I showered and dressed and left the house quietly, Dad’s snores punctuated by the tick of the kitchen clock.
There was barely anyone about as I rode along the cycle path, through the town, and up the hill to the hospital. I barely had to change down a gear now, and I made it to the hospital parking lot with my heart thumping but not trying to explode out of my chest. I stood on the wall and looked down at my sleepy little town, delivery vans chugging about, the earliest commuters heading out of town for jobs elsewhere.
I got back on my bike and rolled down the hill.
First job: investigate digital projectors.
I walked my bike around the corner to the Atlas’s side door. A man was standing there, leaning against a car, his hands in his pockets, bald head shining in the sun.
“Okay, kid, let’s do it.”
“Let’s,” was all I could say. I opened the door and followed Rexi up to the projection booth.
Chapter 39
Everybody Wants to Rule the World
REXI WALKED IN with an air of authority, as if he owned the place. He took off his coat and hung it on a chair, and then rolled up his sleeves. He closed his eyes, spread his arms, and took a deep breath.
“Can you feel it in the air?” he asked me, his eyes still shut.
“What’s that . . . sir?”
“Movie magic,” he said, and exhaled. “Movie magic.”
Rexi opened his eyes and clapped his hands. “Okay, enough of that claptrap!
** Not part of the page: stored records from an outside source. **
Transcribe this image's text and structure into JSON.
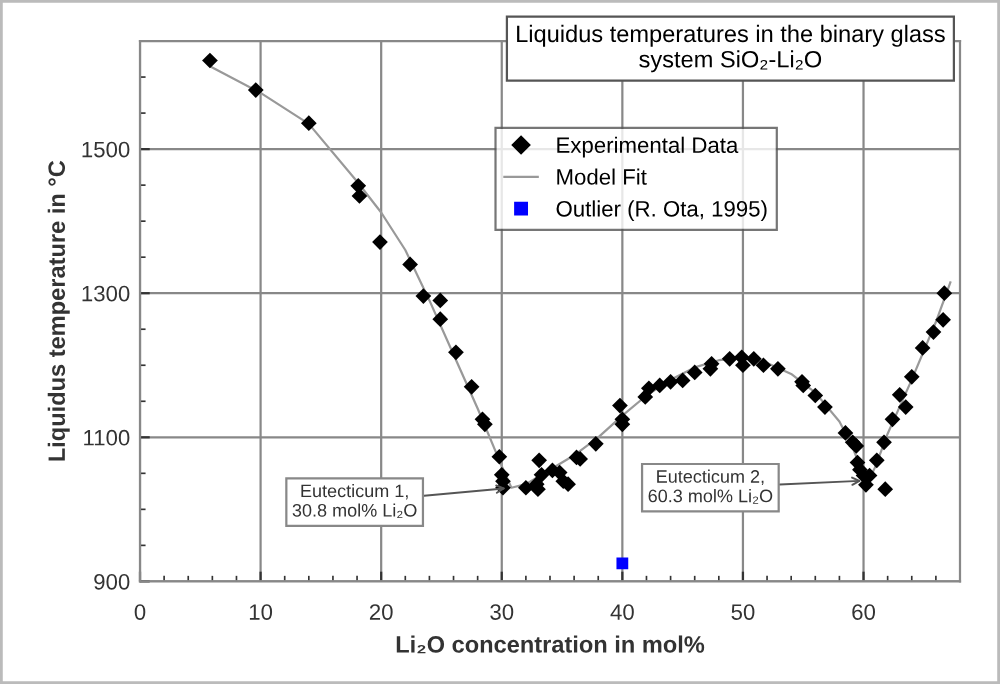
{
  "chart_data": {
    "type": "scatter",
    "title": "Liquidus temperatures in the binary glass\nsystem SiO₂-Li₂O",
    "xlabel": "Li₂O concentration in mol%",
    "ylabel": "Liquidus temperature in °C",
    "xlim": [
      0,
      68
    ],
    "xticks": [
      0,
      10,
      20,
      30,
      40,
      50,
      60
    ],
    "ylim": [
      900,
      1650
    ],
    "yticks": [
      900,
      1100,
      1300,
      1500
    ],
    "grid": true,
    "legend": "top",
    "series": [
      {
        "name": "Experimental Data",
        "marker": "diamond",
        "color": "#000000",
        "x": [
          5.8,
          9.6,
          14.0,
          18.1,
          18.2,
          19.9,
          22.4,
          23.5,
          24.9,
          24.9,
          26.2,
          27.5,
          28.4,
          28.6,
          29.8,
          30.0,
          30.1,
          30.1,
          32.0,
          32.9,
          33.0,
          33.1,
          33.3,
          34.2,
          34.8,
          35.1,
          35.5,
          36.2,
          36.5,
          37.8,
          39.8,
          40.0,
          40.0,
          41.9,
          42.2,
          43.1,
          44.0,
          45.0,
          46.0,
          47.3,
          47.4,
          48.9,
          49.9,
          50.0,
          50.9,
          51.7,
          52.9,
          54.9,
          55.0,
          56.0,
          56.8,
          58.5,
          59.1,
          59.4,
          59.5,
          59.7,
          60.0,
          60.2,
          60.5,
          61.1,
          61.8,
          61.7,
          62.4,
          63.0,
          63.5,
          64.0,
          64.9,
          65.8,
          66.6,
          66.7
        ],
        "values": [
          1623,
          1582,
          1536,
          1449,
          1435,
          1371,
          1340,
          1296,
          1290,
          1264,
          1218,
          1170,
          1125,
          1118,
          1073,
          1048,
          1039,
          1030,
          1030,
          1035,
          1028,
          1068,
          1048,
          1054,
          1051,
          1039,
          1035,
          1072,
          1070,
          1091,
          1144,
          1125,
          1118,
          1156,
          1168,
          1172,
          1177,
          1179,
          1190,
          1195,
          1202,
          1209,
          1211,
          1200,
          1209,
          1200,
          1195,
          1177,
          1172,
          1158,
          1142,
          1106,
          1093,
          1088,
          1065,
          1055,
          1047,
          1034,
          1047,
          1068,
          1028,
          1093,
          1125,
          1159,
          1142,
          1184,
          1224,
          1246,
          1263,
          1300
        ]
      },
      {
        "name": "Model Fit",
        "type": "line",
        "marker": "none",
        "color": "#999999",
        "x": [
          5.8,
          10,
          14,
          18,
          20,
          22,
          24,
          26,
          28,
          30,
          30.8,
          32,
          34,
          36,
          38,
          40,
          42,
          44,
          46,
          48,
          50,
          52,
          54,
          56,
          58,
          59,
          60.3,
          61,
          62,
          64,
          66,
          67.2
        ],
        "values": [
          1615,
          1578,
          1535,
          1455,
          1412,
          1360,
          1290,
          1215,
          1140,
          1060,
          1030,
          1035,
          1055,
          1075,
          1100,
          1130,
          1158,
          1180,
          1197,
          1207,
          1210,
          1203,
          1188,
          1162,
          1122,
          1090,
          1035,
          1060,
          1105,
          1180,
          1260,
          1315
        ]
      },
      {
        "name": "Outlier (R. Ota, 1995)",
        "marker": "square",
        "color": "#0000ff",
        "x": [
          40
        ],
        "values": [
          925
        ]
      }
    ],
    "annotations": [
      {
        "text": "Eutecticum 1,\n30.8 mol% Li₂O",
        "x": 30.8,
        "y": 1030
      },
      {
        "text": "Eutecticum 2,\n60.3 mol% Li₂O",
        "x": 60.3,
        "y": 1040
      }
    ]
  }
}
Let’s get to work.”
He looked at the film reels on the round table and then walked around the projector, flicking switches and opening compartments I hadn’t noticed and then slamming them shut. He made “doo-be-doo” sounds, and snapped his fingers, and then, with a sniffle, turned to talk to me.
“I love this machine,” he said, and slapped the projector. “I don’t care what anyone says about the printing press, the telephone, the modem; this machine changed the world.”
I tried to look suitably impressed.
“Anyway, I have good news and bad news,” Rexi said. “Which one do you want to hear first?”
“The . . . the bad news,” I stuttered.
“Okay. The bad news is that you’ll never be able to put these reels together.”
I sighed and buried my face in my hands.
“And the good news?” Rexi said quietly. “The good news is that you’ve come to the right guy. Well, that and the fact that some genius decided to invest in a platter system, even though this wasn’t a multiplex.” The volume of his voice went up with every word toward the end of the sentence.
“Would that genius have been you?”
He waved away my praise.
“And what exactly is a platter?”
“That large pizza plate over there,” he said, and gestured loosely toward what I’d thought was a large table.
“See, back in the old days, I had to be here in the projection booth and make the reel and projector changes, and there was no margin for error. If I missed a change, the audience would have been left gawping at a white screen.”